I selected images that were easy to photoshop out negative space with the Magic Wand tool (Keystroke "W") and then the delete key. I then added a background layer, making sure it was all the way at the bottom on the layer tab.
Using the transform controls on each layer (Command +T) , I scaled both the Pizza and the Cat to be more suitable for my pizza-art-vision.
At this point, I am still establishing a my first frame - forseeing the motion I want to integrate into the following frames.

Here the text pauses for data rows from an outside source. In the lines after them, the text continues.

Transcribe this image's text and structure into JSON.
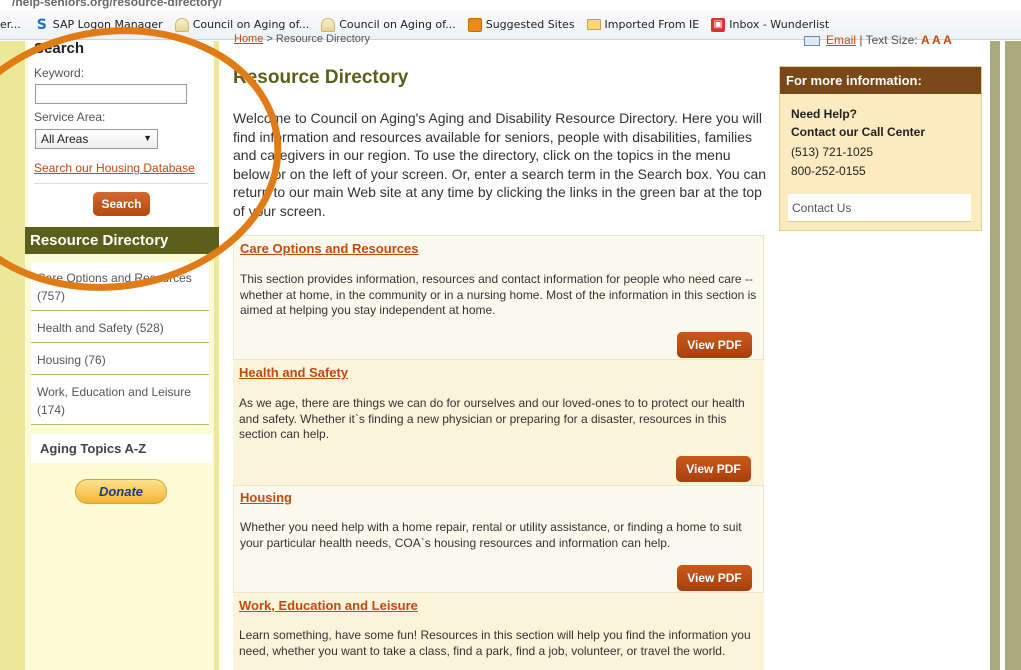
{
  "browser": {
    "address_text": "/help-seniors.org/resource-directory/",
    "favorites": [
      {
        "label": "er...",
        "icon": "none"
      },
      {
        "label": "SAP Logon Manager",
        "icon": "sap-icon"
      },
      {
        "label": "Council on Aging of...",
        "icon": "coa-icon"
      },
      {
        "label": "Council on Aging of...",
        "icon": "coa-icon"
      },
      {
        "label": "Suggested Sites",
        "icon": "suggested-sites-icon"
      },
      {
        "label": "Imported From IE",
        "icon": "folder-icon"
      },
      {
        "label": "Inbox - Wunderlist",
        "icon": "wunderlist-icon"
      }
    ]
  },
  "header": {
    "breadcrumb_home": "Home",
    "breadcrumb_sep": " > ",
    "breadcrumb_current": "Resource Directory",
    "email_label": "Email",
    "text_size_label": " | Text Size: ",
    "text_size_options": "A A A"
  },
  "left": {
    "search_title": "Search",
    "keyword_label": "Keyword:",
    "keyword_value": "",
    "service_area_label": "Service Area:",
    "service_area_value": "All Areas",
    "housing_link": "Search our Housing Database",
    "search_button": "Search",
    "directory_title": "Resource Directory",
    "directory_items": [
      {
        "label": "Care Options and Resources (757)"
      },
      {
        "label": "Health and Safety (528)"
      },
      {
        "label": "Housing (76)"
      },
      {
        "label": "Work, Education and Leisure (174)"
      }
    ],
    "aging_topics": "Aging Topics A-Z",
    "donate_button": "Donate"
  },
  "main": {
    "title": "Resource Directory",
    "intro": "Welcome to Council on Aging's Aging and Disability Resource Directory. Here you will find information and resources available for seniors, people with disabilities, families and caregivers in our region. To use the directory, click on the topics in the menu below or on the left of your screen. Or, enter a search term in the Search box. You can return to our main Web site at any time by clicking the links in the green bar at the top of your screen.",
    "sections": [
      {
        "title": "Care Options and Resources",
        "body": "This section provides information, resources and contact information for people who need care -- whether at home, in the community or in a nursing home. Most of the information in this section is aimed at helping you stay independent at home.",
        "button": "View PDF"
      },
      {
        "title": "Health and Safety",
        "body": "As we age, there are things we can do for ourselves and our loved-ones to to protect our health and safety. Whether it`s finding a new physician or preparing for a disaster, resources in this section can help.",
        "button": "View PDF"
      },
      {
        "title": "Housing",
        "body": "Whether you need help with a home repair, rental or utility assistance, or finding a home to suit your particular health needs, COA`s housing resources and information can help.",
        "button": "View PDF"
      },
      {
        "title": "Work, Education and Leisure",
        "body": "Learn something, have some fun! Resources in this section will help you find the information you need, whether you want to take a class, find a park, find a job, volunteer, or travel the world.",
        "button": ""
      }
    ]
  },
  "right": {
    "info_title": "For more information:",
    "need_help": "Need Help?",
    "call_center": "Contact our Call Center",
    "phone1": "(513) 721-1025",
    "phone2": "800-252-0155",
    "contact_us": "Contact Us"
  },
  "colors": {
    "accent_orange": "#c04a10",
    "olive": "#5b5f1c",
    "brown_header": "#7a4718",
    "annotation_circle": "#e07b16"
  }
}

With additional photoshop wizardry, I was able to make another cat layer with it's arm in a different position. I did this by duplicating the cat layer (Command + J), and then warping it with the transform tools (Command + T > right click > warp)
Step 3: Adding Frames
So your image is a roughly organized composition. Let's shift our focus to using the Animation Bar - Make sure you are in the frame-by-frame viewer of the Animation Bar (the toggle is in the bottom right corner in the box), and then add a new frame to your animation. To do so there is a button that I point out in the images step.
I made seven frames total. Then toggle the visibility and position of pizza and cat. You can push the play button on the the Animation bar to preview what you have.
Selecting one frame at a time, you are able to toggle the visibility of which layers you would like to show in a frame from the layers tab, and reposition the image in the frame with the Transform tool. To easily move the pizza, select your layer from the Layers Tab, and then push Command+T.
Be sure that when you are selecting a different frame, that you drag your animations a little bit with each frame. View my example in the images. I shrunk down the pizza, and moved the image of the pizza back and forth between it's paws.
It's still pretty boring until we add.....
Step 4: LAZERS!!!!!111!!11!
Every Cat needs lasers. I use the Pen Tool in Photoshop (Keystroke "P") to add lasers coming out of their eyes. Here is a cute but sad video involving fainting cats and lasers.
(They fall over because of a genetic disorder, that will eventually end in their death :-( sad.)
With the Pen Tool, and all frames selected, I begin to make green laser beam triangles. By doing this we are making shape layers. I set them behind the pizza, but in front of my subject. To close your shapes, go back to your origin point with the pen tool and click it shut.
To make the lasers transparent, I change the shapes' blending option. From the layers tab, set the Blending option for your laser beams from "Normal" to "Pin Light", and shift the opacity down a bit. Then using the effects window (double click the layer) give it an outer glow. I used a nice toxic yellow.
I encourage you to consider the timing of your lasers in your animation - they should be a special treat for your audience. Like the delivery of any good joke - timing is critical.
Step 5: Timing and Exporting.
From the Animaton Bar, I have this gif set to loop forever, at 0 seconds per frame. 0 seconds per frame means that each frame is visible for less than a tenth of a second, and will cycle through very quickly. If you click on either of those things you can change the setting to any frequency and number playback loops.
To save the animation and make it ready for it's internet debut, go to the File menu, then select "Save for Web and Devices. From there, I selected the GIF-128 Dithered preset from this dialogue box, and saved it to my desired location.
Step 6: Publish!
Start a blog, or add your pizza art to my collection in the forum here on Instructables. I will send gifts to the first five people who post their own pizza gifs in the comment thread of this instructable.